# Thermostat Temp



## asleepz (Feb 24, 2004)

What is the thermostat temp on the VG30Es?


----------



## Zen31ZR (Mar 24, 2004)

SKD_Tech said:


> What is the thermostat temp on the VG30Es?


 180 is typical. 190 maybe.


----------



## asleepz (Feb 24, 2004)

that ya much I was helping Gohan


----------



## 0341TODD (Nov 15, 2003)

What? dude what you just said made no sense whatsoever-lol
Im running a 170 degree thermostat


----------



## Zen31ZR (Mar 24, 2004)

0341TODD said:


> What? dude what you just said made no sense whatsoever-lol
> Im running a 170 degree thermostat


 It has to be over a certain temperature so that closed loop will kick in. 170 is just about threshold too low. Over 190 can promote knock in highly boosted cars. 175-180 is just about perfect assuming the cooling system is in general good condition. That's for turbo cars, 190 on a stock NA car is just about right , since the cylinder head temperature stays pretty constant.


----------



## 0341TODD (Nov 15, 2003)

I live in FL- the reason why I need your a/c system-lol


----------



## Zen31ZR (Mar 24, 2004)

0341TODD said:


> I live in FL- the reason why I need your a/c system-lol


 Don't forget thermostat temp is just the temperature it opens at. Most of the real reason the car gets warm is the thermal load of the cooling system in general , including the radiator. The thermostat just determines how slowly or quickly the car heats up to operating temp. In a climate like yours 170-175 is just about right , but for me that might be too low , you see. Water heats up more slowly up here.(Coolant/water, fluids in general)


----------



## 0341TODD (Nov 15, 2003)

I know, Im just saying


----------



## asleepz (Feb 24, 2004)

[email protected] said:


> Don't forget thermostat temp is just the temperature it opens at. Most of the real reason the car gets warm is the thermal load of the cooling system in general , including the radiator. The thermostat just determines how slowly or quickly the car heats up to operating temp. In a climate like yours 170-175 is just about right , but for me that might be too low , you see. Water heats up more slowly up here.(Coolant/water, fluids in general)
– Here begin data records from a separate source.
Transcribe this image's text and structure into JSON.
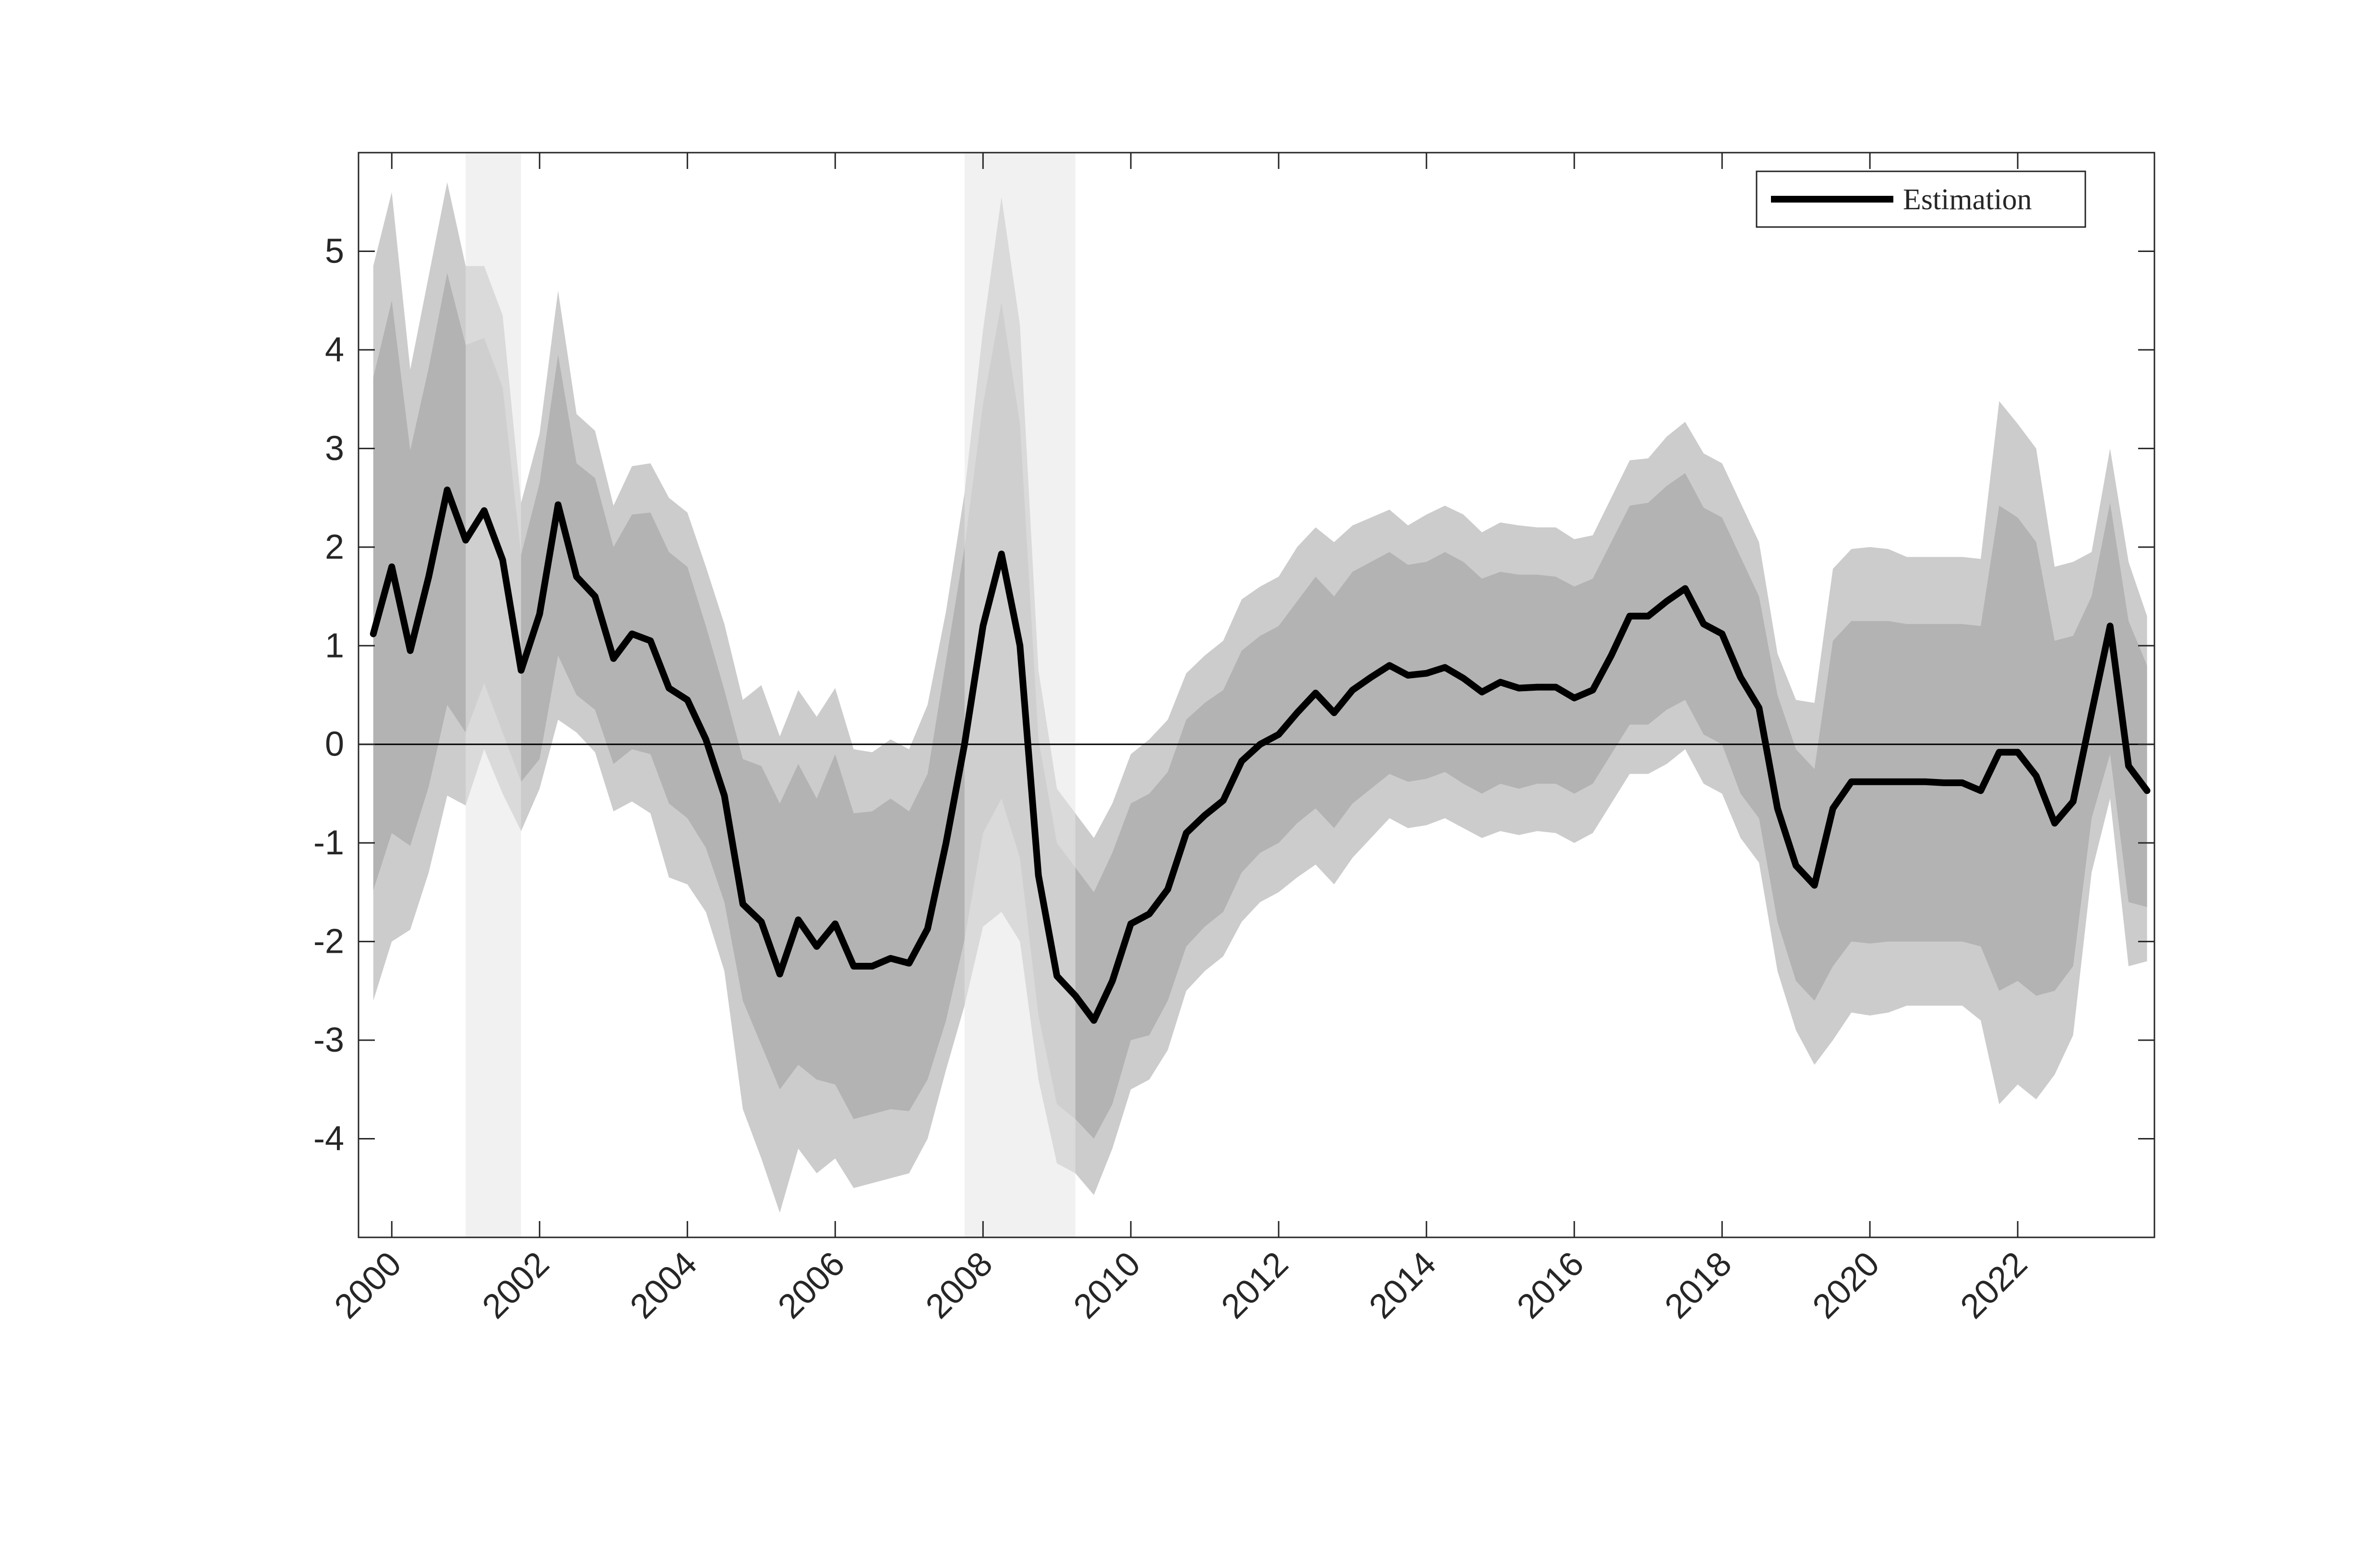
{
  "chart_data": {
    "type": "line",
    "title": "",
    "xlabel": "",
    "ylabel": "",
    "xlim": [
      1999.55,
      2023.85
    ],
    "ylim": [
      -5.0,
      6.0
    ],
    "x_ticks": [
      2000,
      2002,
      2004,
      2006,
      2008,
      2010,
      2012,
      2014,
      2016,
      2018,
      2020,
      2022
    ],
    "x_tick_labels": [
      "2000",
      "2002",
      "2004",
      "2006",
      "2008",
      "2010",
      "2012",
      "2014",
      "2016",
      "2018",
      "2020",
      "2022"
    ],
    "y_ticks": [
      -4,
      -3,
      -2,
      -1,
      0,
      1,
      2,
      3,
      4,
      5
    ],
    "y_tick_labels": [
      "-4",
      "-3",
      "-2",
      "-1",
      "0",
      "1",
      "2",
      "3",
      "4",
      "5"
    ],
    "grid": false,
    "zero_line": true,
    "legend": {
      "placement": "top-right",
      "entries": [
        "Estimation"
      ]
    },
    "colors": {
      "line": "#000000",
      "band_outer": "#cccccc",
      "band_inner": "#b3b3b3",
      "recession": "#e6e6e6",
      "axis": "#262626"
    },
    "shaded_periods": [
      [
        2001.0,
        2001.75
      ],
      [
        2007.75,
        2009.25
      ]
    ],
    "x": [
      1999.75,
      2000.0,
      2000.25,
      2000.5,
      2000.75,
      2001.0,
      2001.25,
      2001.5,
      2001.75,
      2002.0,
      2002.25,
      2002.5,
      2002.75,
      2003.0,
      2003.25,
      2003.5,
      2003.75,
      2004.0,
      2004.25,
      2004.5,
      2004.75,
      2005.0,
      2005.25,
      2005.5,
      2005.75,
      2006.0,
      2006.25,
      2006.5,
      2006.75,
      2007.0,
      2007.25,
      2007.5,
      2007.75,
      2008.0,
      2008.25,
      2008.5,
      2008.75,
      2009.0,
      2009.25,
      2009.5,
      2009.75,
      2010.0,
      2010.25,
      2010.5,
      2010.75,
      2011.0,
      2011.25,
      2011.5,
      2011.75,
      2012.0,
      2012.25,
      2012.5,
      2012.75,
      2013.0,
      2013.25,
      2013.5,
      2013.75,
      2014.0,
      2014.25,
      2014.5,
      2014.75,
      2015.0,
      2015.25,
      2015.5,
      2015.75,
      2016.0,
      2016.25,
      2016.5,
      2016.75,
      2017.0,
      2017.25,
      2017.5,
      2017.75,
      2018.0,
      2018.25,
      2018.5,
      2018.75,
      2019.0,
      2019.25,
      2019.5,
      2019.75,
      2020.0,
      2020.25,
      2020.5,
      2020.75,
      2021.0,
      2021.25,
      2021.5,
      2021.75,
      2022.0,
      2022.25,
      2022.5,
      2022.75,
      2023.0,
      2023.25,
      2023.5,
      2023.75
    ],
    "series": [
      {
        "name": "Estimation",
        "values": [
          1.12,
          1.8,
          0.95,
          1.7,
          2.58,
          2.07,
          2.37,
          1.87,
          0.75,
          1.32,
          2.43,
          1.7,
          1.5,
          0.87,
          1.12,
          1.05,
          0.57,
          0.45,
          0.05,
          -0.52,
          -1.62,
          -1.8,
          -2.33,
          -1.78,
          -2.05,
          -1.82,
          -2.25,
          -2.25,
          -2.17,
          -2.22,
          -1.87,
          -1.0,
          0.0,
          1.2,
          1.93,
          1.0,
          -1.33,
          -2.35,
          -2.55,
          -2.8,
          -2.4,
          -1.82,
          -1.72,
          -1.47,
          -0.9,
          -0.72,
          -0.57,
          -0.17,
          0.0,
          0.1,
          0.32,
          0.52,
          0.32,
          0.55,
          0.68,
          0.8,
          0.7,
          0.72,
          0.78,
          0.67,
          0.53,
          0.63,
          0.57,
          0.58,
          0.58,
          0.47,
          0.55,
          0.9,
          1.3,
          1.3,
          1.45,
          1.58,
          1.22,
          1.12,
          0.68,
          0.37,
          -0.65,
          -1.23,
          -1.43,
          -0.65,
          -0.38,
          -0.38,
          -0.38,
          -0.38,
          -0.38,
          -0.39,
          -0.39,
          -0.47,
          -0.08,
          -0.08,
          -0.32,
          -0.8,
          -0.58,
          0.32,
          1.2,
          -0.22,
          -0.47
        ]
      }
    ],
    "band_inner": {
      "lower": [
        -1.48,
        -0.9,
        -1.03,
        -0.43,
        0.4,
        0.12,
        0.62,
        0.12,
        -0.38,
        -0.15,
        0.9,
        0.5,
        0.35,
        -0.2,
        -0.05,
        -0.1,
        -0.6,
        -0.75,
        -1.05,
        -1.6,
        -2.6,
        -3.05,
        -3.5,
        -3.25,
        -3.4,
        -3.45,
        -3.8,
        -3.75,
        -3.7,
        -3.72,
        -3.4,
        -2.8,
        -1.98,
        -0.9,
        -0.55,
        -1.15,
        -2.75,
        -3.65,
        -3.8,
        -4.0,
        -3.65,
        -3.0,
        -2.95,
        -2.6,
        -2.05,
        -1.85,
        -1.7,
        -1.3,
        -1.1,
        -1.0,
        -0.8,
        -0.65,
        -0.85,
        -0.6,
        -0.45,
        -0.3,
        -0.38,
        -0.35,
        -0.28,
        -0.4,
        -0.5,
        -0.4,
        -0.45,
        -0.4,
        -0.4,
        -0.5,
        -0.4,
        -0.1,
        0.2,
        0.2,
        0.35,
        0.45,
        0.1,
        0.0,
        -0.5,
        -0.75,
        -1.8,
        -2.4,
        -2.6,
        -2.25,
        -2.0,
        -2.02,
        -2.0,
        -2.0,
        -2.0,
        -2.0,
        -2.0,
        -2.05,
        -2.5,
        -2.4,
        -2.55,
        -2.5,
        -2.25,
        -0.75,
        -0.1,
        -1.6,
        -1.65
      ],
      "upper": [
        3.72,
        4.5,
        2.98,
        3.82,
        4.78,
        4.05,
        4.12,
        3.62,
        1.92,
        2.65,
        3.95,
        2.85,
        2.7,
        2.0,
        2.33,
        2.35,
        1.95,
        1.8,
        1.2,
        0.55,
        -0.15,
        -0.22,
        -0.6,
        -0.2,
        -0.55,
        -0.1,
        -0.7,
        -0.68,
        -0.55,
        -0.68,
        -0.3,
        0.85,
        2.0,
        3.45,
        4.48,
        3.25,
        0.05,
        -1.0,
        -1.25,
        -1.5,
        -1.1,
        -0.6,
        -0.5,
        -0.28,
        0.25,
        0.42,
        0.55,
        0.95,
        1.1,
        1.2,
        1.45,
        1.7,
        1.5,
        1.75,
        1.85,
        1.95,
        1.82,
        1.85,
        1.95,
        1.85,
        1.68,
        1.75,
        1.72,
        1.72,
        1.7,
        1.6,
        1.68,
        2.05,
        2.42,
        2.45,
        2.62,
        2.75,
        2.4,
        2.3,
        1.9,
        1.5,
        0.5,
        -0.05,
        -0.25,
        1.05,
        1.25,
        1.25,
        1.25,
        1.22,
        1.22,
        1.22,
        1.22,
        1.2,
        2.42,
        2.3,
        2.05,
        1.05,
        1.1,
        1.5,
        2.45,
        1.25,
        0.8
      ]
    },
    "band_outer": {
      "lower": [
        -2.6,
        -2.0,
        -1.88,
        -1.3,
        -0.52,
        -0.62,
        -0.05,
        -0.5,
        -0.88,
        -0.45,
        0.25,
        0.12,
        -0.08,
        -0.68,
        -0.58,
        -0.7,
        -1.35,
        -1.42,
        -1.7,
        -2.3,
        -3.7,
        -4.2,
        -4.75,
        -4.1,
        -4.35,
        -4.2,
        -4.5,
        -4.45,
        -4.4,
        -4.35,
        -4.0,
        -3.3,
        -2.65,
        -1.85,
        -1.7,
        -2.0,
        -3.4,
        -4.25,
        -4.35,
        -4.57,
        -4.1,
        -3.5,
        -3.4,
        -3.1,
        -2.5,
        -2.3,
        -2.15,
        -1.8,
        -1.6,
        -1.5,
        -1.35,
        -1.22,
        -1.42,
        -1.15,
        -0.95,
        -0.75,
        -0.85,
        -0.82,
        -0.75,
        -0.85,
        -0.95,
        -0.88,
        -0.92,
        -0.88,
        -0.9,
        -1.0,
        -0.9,
        -0.6,
        -0.3,
        -0.3,
        -0.2,
        -0.05,
        -0.4,
        -0.5,
        -0.95,
        -1.2,
        -2.3,
        -2.9,
        -3.25,
        -3.0,
        -2.72,
        -2.75,
        -2.72,
        -2.65,
        -2.65,
        -2.65,
        -2.65,
        -2.8,
        -3.65,
        -3.45,
        -3.6,
        -3.35,
        -2.95,
        -1.3,
        -0.55,
        -2.25,
        -2.2
      ],
      "upper": [
        4.85,
        5.6,
        3.8,
        4.75,
        5.7,
        4.85,
        4.85,
        4.35,
        2.45,
        3.15,
        4.6,
        3.35,
        3.18,
        2.42,
        2.82,
        2.85,
        2.5,
        2.35,
        1.8,
        1.22,
        0.45,
        0.6,
        0.08,
        0.55,
        0.28,
        0.57,
        -0.05,
        -0.08,
        0.05,
        -0.05,
        0.4,
        1.35,
        2.55,
        4.2,
        5.55,
        4.25,
        0.75,
        -0.45,
        -0.7,
        -0.95,
        -0.6,
        -0.1,
        0.05,
        0.25,
        0.72,
        0.9,
        1.05,
        1.47,
        1.6,
        1.7,
        2.0,
        2.2,
        2.05,
        2.22,
        2.3,
        2.38,
        2.22,
        2.33,
        2.42,
        2.33,
        2.15,
        2.25,
        2.22,
        2.2,
        2.2,
        2.08,
        2.12,
        2.5,
        2.88,
        2.9,
        3.12,
        3.27,
        2.95,
        2.85,
        2.45,
        2.05,
        0.92,
        0.45,
        0.42,
        1.78,
        1.98,
        2.0,
        1.98,
        1.9,
        1.9,
        1.9,
        1.9,
        1.88,
        3.48,
        3.25,
        3.0,
        1.8,
        1.85,
        1.95,
        3.0,
        1.85,
        1.3
      ]
    }
  }
}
Mine gets up to temp in about 3 mins of running during the summer we are a constant high 80s to high 90s and maybe low 100s but during the winter we stay around 40 or 50

Gohan is a user here and I am helping him get his Z road worthy and I needed the info Todd.


----------



## 0341TODD (Nov 15, 2003)

OHHHHHH, gotcha man- I was like "wtf is he saying- that makes no sense"- I thought you were talking about dragonball Z or something (Not to be confused with Nissan Z-lol)


----------